There are clear motifs in the book, too: the city of Lvov, home of Zagajewski’s parents (once part of Poland, ceded to the Soviet Union after the Second World War and now part of the Ukraine), the city of Gliwice, where many residents of Lvov were forced to relocate (a German city before the war, now thoroughly Polonized). Pre-war Lvov plays a huge part in this book and in the character of Zagajewski’s engineer-professor father, ever suspicious of the language of poetry and his son’s embrace of it. Gliwice, where Zagajewski was raised, with its nostalgia and sentimentality, serves as a kind of anti-Lvov. Strewn between these two poles are lesser motifs—the museums and cathedrals of Paris, his university professors in Krakow, his Houston home, the real story behind Thomas Mann’s Death in Venice. But there is so much more to Slight Exaggeration.

Ultimately, the book is unified around Zagajewski’s poetic principles and his struggle to reject abstraction, nostalgia, and Romanticism, and his desire to engage with the world. Zagajewski’s world, however, is one that is thoroughly mediated through art. When he describes a visit to the site of Vermeer’s famous View of Delft, he notes the addition of concrete benches and the elderly people seated on them, replacing the original upright bourgeois women with snoods. Thus, Zagajewski’s poetic vision is often doubled—the seventeenth and twenty-first century simultaneously occupy the same space. His sense of doubling, however, clearly contrasts with the prevailing double nature of postmodern irony, which only alienates him from the transcendent realms he seeks:

I needed to escape my own irony, I sought light vehicles in poetry that might lift me for a moment, I sought inspiration, elation, I had plenty of earth and gravel. I looked for rapture, even though if anyone had asked what that was, and why I preferred even amorphous rapture to sardonic wit, I would have no answer. Mozart’s melancholy cheered me, like the melancholy of Schubert. At times, I preferred a single line of [Eugene] Montale to the aphorisms of Cioran.

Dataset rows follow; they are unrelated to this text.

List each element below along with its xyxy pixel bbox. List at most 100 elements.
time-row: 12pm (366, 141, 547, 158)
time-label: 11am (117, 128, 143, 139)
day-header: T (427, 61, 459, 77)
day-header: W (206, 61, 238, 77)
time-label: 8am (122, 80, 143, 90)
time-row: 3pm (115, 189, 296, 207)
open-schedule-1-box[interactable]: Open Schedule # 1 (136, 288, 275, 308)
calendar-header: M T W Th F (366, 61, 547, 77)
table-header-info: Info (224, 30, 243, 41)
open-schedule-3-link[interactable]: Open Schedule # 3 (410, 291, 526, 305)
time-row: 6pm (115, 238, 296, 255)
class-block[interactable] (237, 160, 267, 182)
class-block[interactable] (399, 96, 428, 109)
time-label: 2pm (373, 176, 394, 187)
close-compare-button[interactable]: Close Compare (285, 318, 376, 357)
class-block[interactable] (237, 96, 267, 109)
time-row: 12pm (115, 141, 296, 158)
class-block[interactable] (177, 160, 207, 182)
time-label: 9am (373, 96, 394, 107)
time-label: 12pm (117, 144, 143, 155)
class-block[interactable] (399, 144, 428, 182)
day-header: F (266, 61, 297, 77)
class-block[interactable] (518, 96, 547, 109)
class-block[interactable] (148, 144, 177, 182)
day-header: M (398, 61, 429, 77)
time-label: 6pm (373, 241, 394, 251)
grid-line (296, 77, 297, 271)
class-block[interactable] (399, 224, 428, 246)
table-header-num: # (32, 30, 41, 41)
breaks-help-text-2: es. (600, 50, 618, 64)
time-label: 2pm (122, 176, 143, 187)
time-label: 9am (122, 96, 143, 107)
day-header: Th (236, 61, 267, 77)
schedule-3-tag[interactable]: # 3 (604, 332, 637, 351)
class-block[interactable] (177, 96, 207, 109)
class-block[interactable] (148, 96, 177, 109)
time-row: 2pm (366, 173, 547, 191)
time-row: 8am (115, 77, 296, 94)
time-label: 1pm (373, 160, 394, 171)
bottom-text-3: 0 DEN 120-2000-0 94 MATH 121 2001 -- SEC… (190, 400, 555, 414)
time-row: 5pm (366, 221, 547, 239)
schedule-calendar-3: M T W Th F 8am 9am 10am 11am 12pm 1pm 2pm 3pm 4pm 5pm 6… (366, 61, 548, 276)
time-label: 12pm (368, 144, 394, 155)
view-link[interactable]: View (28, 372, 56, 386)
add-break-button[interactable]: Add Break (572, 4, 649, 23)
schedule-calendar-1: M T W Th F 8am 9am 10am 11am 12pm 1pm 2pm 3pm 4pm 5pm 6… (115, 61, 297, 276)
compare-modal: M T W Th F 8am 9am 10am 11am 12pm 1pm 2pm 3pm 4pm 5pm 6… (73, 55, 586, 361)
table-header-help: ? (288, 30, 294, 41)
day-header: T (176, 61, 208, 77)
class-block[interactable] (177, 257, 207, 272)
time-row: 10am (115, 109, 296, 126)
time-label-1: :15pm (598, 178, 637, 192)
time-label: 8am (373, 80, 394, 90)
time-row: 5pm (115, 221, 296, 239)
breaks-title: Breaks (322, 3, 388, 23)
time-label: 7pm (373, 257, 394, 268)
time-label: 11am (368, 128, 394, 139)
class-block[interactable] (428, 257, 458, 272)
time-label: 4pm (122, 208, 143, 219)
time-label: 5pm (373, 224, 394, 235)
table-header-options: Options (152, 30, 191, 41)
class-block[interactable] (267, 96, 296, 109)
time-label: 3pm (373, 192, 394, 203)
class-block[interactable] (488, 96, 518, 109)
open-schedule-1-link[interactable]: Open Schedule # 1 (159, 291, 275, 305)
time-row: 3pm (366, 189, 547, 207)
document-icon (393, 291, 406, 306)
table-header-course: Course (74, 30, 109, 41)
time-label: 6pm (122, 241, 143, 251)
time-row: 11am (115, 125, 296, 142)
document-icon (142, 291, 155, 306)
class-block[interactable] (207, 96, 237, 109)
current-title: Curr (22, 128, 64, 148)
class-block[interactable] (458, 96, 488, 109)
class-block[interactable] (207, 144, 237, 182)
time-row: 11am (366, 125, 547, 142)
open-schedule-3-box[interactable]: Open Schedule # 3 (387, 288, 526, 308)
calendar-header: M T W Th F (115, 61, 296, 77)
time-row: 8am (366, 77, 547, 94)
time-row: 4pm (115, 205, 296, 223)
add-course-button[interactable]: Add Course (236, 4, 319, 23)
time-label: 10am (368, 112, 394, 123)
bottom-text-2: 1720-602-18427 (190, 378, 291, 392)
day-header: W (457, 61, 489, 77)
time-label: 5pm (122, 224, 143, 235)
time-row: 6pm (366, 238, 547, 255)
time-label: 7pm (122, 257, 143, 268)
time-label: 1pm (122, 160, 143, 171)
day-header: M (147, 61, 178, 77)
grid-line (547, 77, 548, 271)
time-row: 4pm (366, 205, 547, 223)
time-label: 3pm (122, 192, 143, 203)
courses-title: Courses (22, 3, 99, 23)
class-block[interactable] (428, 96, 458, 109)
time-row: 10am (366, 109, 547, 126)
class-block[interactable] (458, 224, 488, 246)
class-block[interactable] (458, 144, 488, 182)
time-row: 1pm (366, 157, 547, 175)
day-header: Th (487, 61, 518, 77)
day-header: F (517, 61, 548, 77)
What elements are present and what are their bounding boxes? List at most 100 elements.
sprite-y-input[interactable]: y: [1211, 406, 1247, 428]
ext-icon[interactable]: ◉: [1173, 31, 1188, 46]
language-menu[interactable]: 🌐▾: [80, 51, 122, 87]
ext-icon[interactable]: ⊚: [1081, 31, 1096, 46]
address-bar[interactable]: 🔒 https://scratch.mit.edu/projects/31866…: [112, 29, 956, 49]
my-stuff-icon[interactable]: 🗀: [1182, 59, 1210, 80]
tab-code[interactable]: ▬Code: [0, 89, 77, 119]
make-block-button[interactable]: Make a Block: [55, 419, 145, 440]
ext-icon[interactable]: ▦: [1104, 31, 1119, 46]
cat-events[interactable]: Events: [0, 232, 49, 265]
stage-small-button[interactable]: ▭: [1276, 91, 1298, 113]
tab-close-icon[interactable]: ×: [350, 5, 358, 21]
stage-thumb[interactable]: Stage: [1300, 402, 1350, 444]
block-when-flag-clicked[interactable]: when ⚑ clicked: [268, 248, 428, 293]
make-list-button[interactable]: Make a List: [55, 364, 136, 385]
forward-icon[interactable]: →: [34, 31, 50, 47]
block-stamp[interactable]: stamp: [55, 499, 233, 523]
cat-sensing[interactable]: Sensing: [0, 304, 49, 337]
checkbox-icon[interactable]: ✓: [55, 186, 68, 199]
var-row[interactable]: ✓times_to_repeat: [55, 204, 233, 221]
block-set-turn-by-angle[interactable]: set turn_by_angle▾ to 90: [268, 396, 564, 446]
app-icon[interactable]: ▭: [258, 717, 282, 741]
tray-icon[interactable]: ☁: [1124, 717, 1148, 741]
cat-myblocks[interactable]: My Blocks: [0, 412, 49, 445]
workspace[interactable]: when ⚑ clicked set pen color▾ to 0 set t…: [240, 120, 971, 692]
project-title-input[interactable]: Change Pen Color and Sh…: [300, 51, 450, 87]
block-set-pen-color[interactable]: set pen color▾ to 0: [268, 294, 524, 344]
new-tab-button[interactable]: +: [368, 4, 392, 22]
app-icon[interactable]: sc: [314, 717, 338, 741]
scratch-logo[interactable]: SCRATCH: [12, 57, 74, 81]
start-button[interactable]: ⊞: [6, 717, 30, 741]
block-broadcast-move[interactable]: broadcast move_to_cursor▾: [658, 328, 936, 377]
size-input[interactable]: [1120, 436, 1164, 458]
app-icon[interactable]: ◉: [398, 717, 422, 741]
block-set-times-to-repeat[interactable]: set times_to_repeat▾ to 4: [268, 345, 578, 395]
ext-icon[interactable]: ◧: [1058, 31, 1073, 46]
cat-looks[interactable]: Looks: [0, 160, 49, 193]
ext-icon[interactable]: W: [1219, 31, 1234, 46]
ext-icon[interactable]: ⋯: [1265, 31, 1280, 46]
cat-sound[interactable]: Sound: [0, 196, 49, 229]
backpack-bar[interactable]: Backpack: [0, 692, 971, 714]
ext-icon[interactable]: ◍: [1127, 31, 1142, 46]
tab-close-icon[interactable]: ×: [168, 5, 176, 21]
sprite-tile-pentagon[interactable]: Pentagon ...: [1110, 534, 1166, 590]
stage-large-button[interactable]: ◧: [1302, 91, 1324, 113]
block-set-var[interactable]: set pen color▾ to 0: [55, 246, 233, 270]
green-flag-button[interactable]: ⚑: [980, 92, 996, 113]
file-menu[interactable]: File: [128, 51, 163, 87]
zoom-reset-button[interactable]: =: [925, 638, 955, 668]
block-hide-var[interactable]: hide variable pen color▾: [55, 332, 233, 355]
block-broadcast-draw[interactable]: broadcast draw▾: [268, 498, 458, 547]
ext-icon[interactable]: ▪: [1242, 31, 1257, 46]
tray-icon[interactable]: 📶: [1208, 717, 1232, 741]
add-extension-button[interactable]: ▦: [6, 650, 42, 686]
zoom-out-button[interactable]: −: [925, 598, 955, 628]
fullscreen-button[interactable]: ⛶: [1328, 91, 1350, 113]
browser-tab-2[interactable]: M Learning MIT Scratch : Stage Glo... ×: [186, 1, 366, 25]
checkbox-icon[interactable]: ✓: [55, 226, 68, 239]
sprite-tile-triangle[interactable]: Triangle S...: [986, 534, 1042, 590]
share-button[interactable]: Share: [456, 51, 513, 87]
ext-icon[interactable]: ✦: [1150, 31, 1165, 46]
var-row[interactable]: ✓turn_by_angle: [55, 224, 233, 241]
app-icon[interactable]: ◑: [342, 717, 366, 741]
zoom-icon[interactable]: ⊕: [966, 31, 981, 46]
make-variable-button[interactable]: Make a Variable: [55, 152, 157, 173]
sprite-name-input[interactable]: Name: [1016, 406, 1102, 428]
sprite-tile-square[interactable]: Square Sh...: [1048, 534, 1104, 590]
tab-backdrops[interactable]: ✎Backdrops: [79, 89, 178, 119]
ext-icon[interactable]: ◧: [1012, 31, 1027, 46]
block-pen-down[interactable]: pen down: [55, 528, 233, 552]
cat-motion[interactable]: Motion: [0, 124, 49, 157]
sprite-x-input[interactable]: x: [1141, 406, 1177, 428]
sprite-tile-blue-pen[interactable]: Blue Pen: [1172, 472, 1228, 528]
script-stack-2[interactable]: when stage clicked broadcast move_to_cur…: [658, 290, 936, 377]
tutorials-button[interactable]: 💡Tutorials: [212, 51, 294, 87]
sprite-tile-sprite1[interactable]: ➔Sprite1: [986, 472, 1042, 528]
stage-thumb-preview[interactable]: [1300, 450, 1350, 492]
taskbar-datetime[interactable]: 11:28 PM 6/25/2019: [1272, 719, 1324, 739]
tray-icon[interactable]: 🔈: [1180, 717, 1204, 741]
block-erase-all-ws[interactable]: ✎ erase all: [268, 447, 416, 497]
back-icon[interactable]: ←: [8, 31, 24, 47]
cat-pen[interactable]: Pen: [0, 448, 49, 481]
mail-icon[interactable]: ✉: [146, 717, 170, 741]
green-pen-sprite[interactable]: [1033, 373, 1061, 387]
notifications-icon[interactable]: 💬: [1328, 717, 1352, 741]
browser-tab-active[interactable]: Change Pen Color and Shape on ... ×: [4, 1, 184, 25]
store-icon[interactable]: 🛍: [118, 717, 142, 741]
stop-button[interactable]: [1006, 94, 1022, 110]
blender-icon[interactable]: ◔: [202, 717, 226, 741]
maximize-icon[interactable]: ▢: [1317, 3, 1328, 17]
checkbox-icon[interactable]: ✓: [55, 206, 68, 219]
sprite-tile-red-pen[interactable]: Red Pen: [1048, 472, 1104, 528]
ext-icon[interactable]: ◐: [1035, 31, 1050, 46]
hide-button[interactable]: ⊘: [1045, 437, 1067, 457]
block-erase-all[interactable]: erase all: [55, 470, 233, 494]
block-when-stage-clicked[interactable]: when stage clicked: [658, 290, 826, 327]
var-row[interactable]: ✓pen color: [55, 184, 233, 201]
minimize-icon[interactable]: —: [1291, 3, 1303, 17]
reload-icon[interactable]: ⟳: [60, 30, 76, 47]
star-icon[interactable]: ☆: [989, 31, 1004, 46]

Although Slight Exaggeration was published in Poland in 2011, the English translation is only appearing this year. When I first dipped into its pages, I couldn’t help but note how its initial publication predated the consequential changes in the West over the past six years—the migrant crisis, Brexit, the alarming right-wing nationalism in Europe and especially Poland, Trump. But as I entered more deeply into the text, I realized that this book already takes into account the most extreme instances of ethnic hatred, dislocation, and pettiness (the Holocaust and Stalinism) and casts that world aside, replacing it with the possibilities of art, music, and literature—a deeper and profound realm in which to dwell—and one which allows us to live in the world. Zagajewski writes:

I began to recognize, to suspect, some kind of doubleness in the world’s nature: It’s not just the perfectly obvious, empirical layer, the opulent, imperial layer that dominates life’s chief currents, that makes up all the basic components of a relatively stable life, including trains and trams … something else lies concealed beneath it, something unnamed, without which quotidian ordinariness would wither, shrivel like a scrap of paper cast into a fire.